“Se os palestinos existem hoje é porque eles resistem”, diz Soraya Misleh, diretora do ICArabe, em lançamento de seu livro em São Paulo
Nesta quinta, 8 de junho, a jornalista palestino-brasileira Soraya Misleh, diretora de Comunicação e Imprensa do ICArabe, lançou o seu livro “Al Nakba – um estudo sobre a catástrofe palestina”. O evento ocorreu no Teatro Tuca, da Pontifícia Universidade Católica de São Paulo, durante o III Salão do Livro Político, na mesa de debate “Guerras globais, refugiados locais”.
Publicado pela editora Sundermann, a obra é fruto da dissertação de Mestrado da jornalista. Além de trazer uma contextualização do movimento político sionista que originou a limpeza étnica da Palestina e a criação do Estado de Israel, apresenta também um componente afetivo. É uma homenagem ao pai (um dos três personagens do livro), e um dos 800 mil palestinos expulsos de suas terras – a Aldeia Cacum, em 1948 (foram mais de 500 destruídas na época da ocupação), aos 13 anos de idade, que encontrou refúgio no Brasil. O trabalho homenageia também, conforme Soraya Misleh, por meio das vozes que dão vida à narrativa e “que são invisibilizadas cotidianamente, o povo palestino”.
Para a jornalista, publicar essas memórias "é parte da resistência, de mantê-las vivas, de não deixar que esqueçam e para que apoiemos as campanhas de solidariedade internacional – como o boicote a Israel -, para mostrar nosso apoio à resistência heroica dos palestinos. Se eles existem hoje é porque resistem”, destacou a autora.
“Meu pai me ensinou o que era ser palestino, as histórias que ele contava me trouxeram o sentimento de pertencimento”, contou Soraya, lembrando que hoje existem mais de 5 milhões de refugiados pelo mundo. “Mas eles sabem que são e continuarão a ser palestinos, e vão continuar a contar suas histórias até que possam voltar para a Palestina”, disse.
60 anos de ocupação
Soraya lembrou aos presentes que nesta semana completam-se 60 anos da ocupação militar de Israel, que aconteceu entre 5 e 10 de junho de 1957 – a chamada guerra dos seis dias -, sobre os 22% restantes dos territórios palestinos: Cisjordânia, Gaza e Jerusalém Oriental. “Mas essa história começou bem antes, há 69 anos, com a Nakba".
"Há um sentimento de abandono pela comunidade internacional, que é responsável pela Nakba e pela continuidade dela”, frisou. “O livro é para conscientizar e dizer que há uma parcela que quer lutar e mostrar essas vozes”, salientou Soraya, que ainda ressaltou que é muito significativo ter portas abertas para esse tipo de publicação. “Trazer as experiências, parte da memória palestina enriquece o nosso conhecimento. A questão palestina extrapola os limites da academia. É importante fazer o reconhecimento histórico devido para transformar a realidade e contribuir com a sociedade”, enfatizou.

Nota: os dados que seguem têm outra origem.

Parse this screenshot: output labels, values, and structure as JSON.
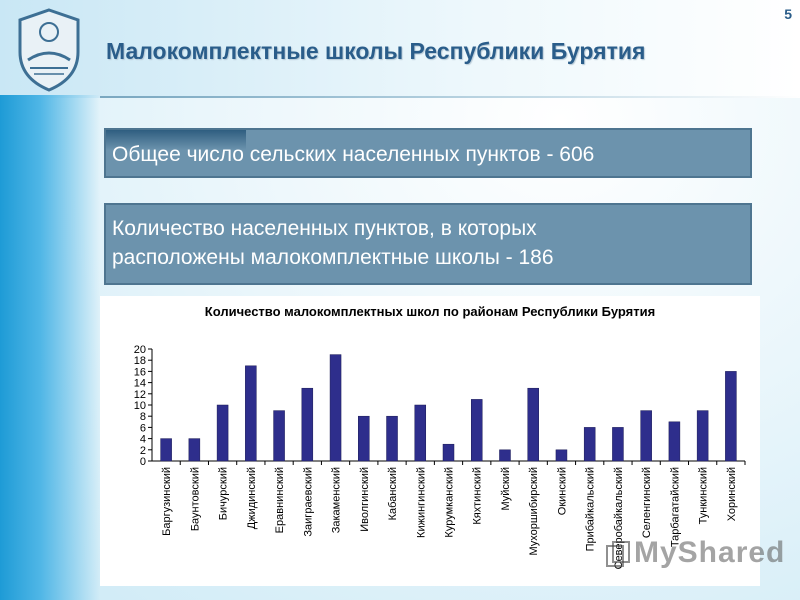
{
  "header": {
    "title": "Малокомплектные школы Республики Бурятия",
    "page_number": "5"
  },
  "info": {
    "box1": "Общее число сельских населенных пунктов - 606",
    "box2_line1": "Количество населенных пунктов, в которых",
    "box2_line2": "расположены малокомплектные школы -  186"
  },
  "watermark": {
    "text": "MyShared"
  },
  "colors": {
    "bar": "#2e2e8c",
    "box": "#6c93ad",
    "title": "#2a5d8a"
  },
  "chart_data": {
    "type": "bar",
    "title": "Количество малокомплектных школ по районам Республики Бурятия",
    "categories": [
      "Баргузинский",
      "Баунтовский",
      "Бичурский",
      "Джидинский",
      "Еравнинский",
      "Заиграевский",
      "Закаменский",
      "Иволгинский",
      "Кабанский",
      "Кижингинский",
      "Курумканский",
      "Кяхтинский",
      "Муйский",
      "Мухоршибирский",
      "Окинский",
      "Прибайкальский",
      "Северобайкальский",
      "Селенгинский",
      "Тарбагатайский",
      "Тункинский",
      "Хоринский"
    ],
    "values": [
      4,
      4,
      10,
      17,
      9,
      13,
      19,
      8,
      8,
      10,
      3,
      11,
      2,
      13,
      2,
      6,
      6,
      9,
      7,
      9,
      16
    ],
    "yticks": [
      0,
      2,
      4,
      6,
      8,
      10,
      12,
      14,
      16,
      18,
      20
    ],
    "ylim": [
      0,
      20
    ],
    "grid": false,
    "legend": "none"
  }
}
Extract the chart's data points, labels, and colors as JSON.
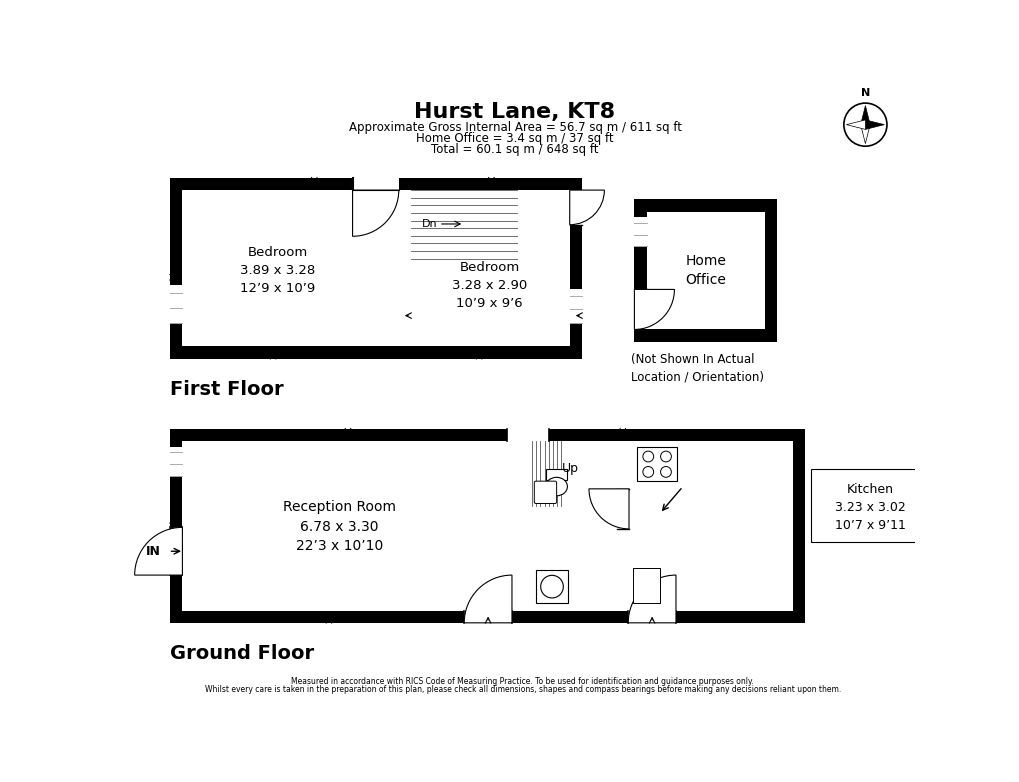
{
  "title": "Hurst Lane, KT8",
  "subtitle1": "Approximate Gross Internal Area = 56.7 sq m / 611 sq ft",
  "subtitle2": "Home Office = 3.4 sq m / 37 sq ft",
  "subtitle3": "Total = 60.1 sq m / 648 sq ft",
  "footer1": "Measured in accordance with RICS Code of Measuring Practice. To be used for identification and guidance purposes only.",
  "footer2": "Whilst every care is taken in the preparation of this plan, please check all dimensions, shapes and compass bearings before making any decisions reliant upon them.",
  "bg_color": "#ffffff",
  "first_floor_label": "First Floor",
  "ground_floor_label": "Ground Floor",
  "bedroom1_label": "Bedroom\n3.89 x 3.28\n12’9 x 10’9",
  "bedroom2_label": "Bedroom\n3.28 x 2.90\n10’9 x 9’6",
  "home_office_label": "Home\nOffice",
  "home_office_note": "(Not Shown In Actual\nLocation / Orientation)",
  "reception_label": "Reception Room\n6.78 x 3.30\n22’3 x 10’10",
  "kitchen_label": "Kitchen\n3.23 x 3.02\n10’7 x 9’11",
  "dn_label": "Dn",
  "up_label": "Up",
  "in_label": "IN"
}
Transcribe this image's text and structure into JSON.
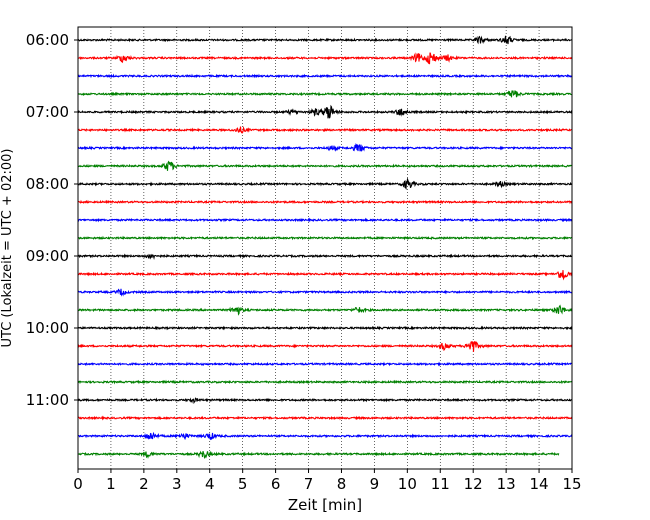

E finalizou com um pensamento de Edward Said (intelectual palestino que é a inspiração para a criação do Instituto da Cultura Árabe): “a cada palestino que você silencia, outros dez se levantam e levantam suas vozes. O livro dá vozes a esses palestinos. Vamos continuar a contar suas histórias, até que a palestina seja livre”.
Opinião
O lançamento foi marcado pelo debate sobre o tema “Guerras globais – refugiados locais”. Além de Soraya Misleh, participaram também da mesa o doutor em literatura alemã Tercio Redondo, o jornalista refugiado congolês Christo Kamanda, o refugiado palestino Isam Ahmad Issa, que participou do filme “Era o Hotel Cambridge”, lançado recentemente no Brasil e Reginaldo Nasser, chefe do Departamento de Relações Internacionais da PUC-SP, que participou da Banca de Dissertação de Soraya Misleh, para quem a proposta do livro congrega dois pontos: um elemento geral da política regional do Oriente Médio e a política internacional.
“A questão palestina envolve uma questão internacional e a Soraya alia isso tratando da comunidade. Então, há uma articulação entre a trajetória de pessoas, das narrativas e das memórias, ao mesmo tempo em que explana uma dimensão mais macro da política internacional, que é a criação do Estado de Israel e a expulsão dos palestinos”, avaliou Nasser. “Ela foca em determinada comunidade onde viveu seu pai e tem um lado afetivo muito forte, mas sem perder a objetividade da análise que faz. Acredito que o livro é bem-vindo não só para o Brasil, mas acho que mereceria depois pensar na tradução”, concluiu.